Bezogen auf sämtliche Ernennungen (Begründung und Umwandlungen von Beamtenverhältnissen, Beförderungen) innerhalb der Landesverwaltung wäre für die erbetenen Zahlen eine Durchsicht sämtlicher Personalakten aller Landesbeamtinnen und -beamte erforderlich, die sich in den letzten zehn Jahren im aktiven Dienst befunden haben, da eine zentrale Erfassung von Ernennungsakten nicht erfolgt. Eine solche Abfrage kann im Rahmen einer Kleinen Anfrage nicht geleistet werden.

 

Es ist aber davon auszugehen, dass Formfehler dieser Art eine Ausnahme sind. Grundsätzlich verwenden die Personalstellen der Behörden computergestützte Personalverwaltungsprogramme, mit denen das Schriftgut vereinheitlicht und in denen die Ernennungsformeln richtig hinterlegt sind. Die Fehlerwahrscheinlichkeit ist dadurch minimiert.

 

 

5.       Wie beurteilt die Landesregierung den Umstand, dass es das Beamtenstatusgesetz den zuständigen Stellen ermöglicht bzw. diese sogar verpflichtet, einen Beamten aufgrund eines Formfehlers auch nachträglich aus dem Dienst zu entfernen, obwohl dieser Fehler durch die zuständige Stelle selbst verursacht wurde?
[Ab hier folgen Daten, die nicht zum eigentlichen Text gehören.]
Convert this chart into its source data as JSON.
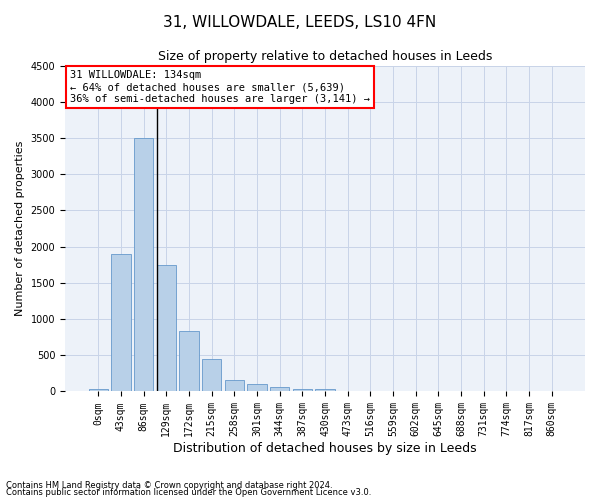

Dabei interessiert mich insbesondere, ob die Landesregierung einen Änderungsbedarf am Beamtenstatusgesetz sieht, der den Nachteil ausgleicht, wie beispielsweise die Streichung der schriftlichen Bestätigung aus dem Gesetz.

 

Ein Änderungsbedarf in Bezug auf das Beamtenstatusgesetz wird nicht gesehen.

 

Im Gegensatz zur Nichternennung handelt es sich bei den in Rede stehenden Fällen um eine nichtige Ernennung, die nach § 11 Abs. 2 Nr. 1 BeamtStG geheilt werden kann, so dass auch diese Ernennung als von Anfang an als wirksam zu betrachten ist.

 

Gerade durch die Regelung des § 11 Abs. 2 Nr. 1 BeamtStG wird im Bereich des an sich formstrengen Beamtenrechts die Möglichkeit geschaffen, dass eine formfehlerbehaftete Ernennung als von Anfang an wirksam angesehen wird, wenn entweder aus der Urkunde oder aus dem Akteninhalt eindeutig hervorgeht, das auf Seiten der für die Ernennung zuständigen Behörde der Wille zu einer wirksamen Ernennung bestand und sie die Wirksamkeit schriftlich bestätigt. Bereits aus dem (Weiter-) Führen der Personalakte geht die Absicht des Dienstherrn hervor, dass das Beamtenverhältnis begründet werden sollte.

 

Die rückwirkende Heilung eines Formfehlers in beamtenrechtlichen Ernennungsurkunden - mit der Rechtsfolge ihrer Wirksamkeit von Anfang an - dient nach dem erklärten Willen des Gesetzgebers der Verwaltungsvereinfachung und der Vermeidung von Rechtsstreitigkeiten und schützt zwar einerseits die Interessen des Dienstherrn, aber insbesondere auch die von dem fehlerhaften Handeln der Verwaltung betroffenen Beamtinnen und Beamten.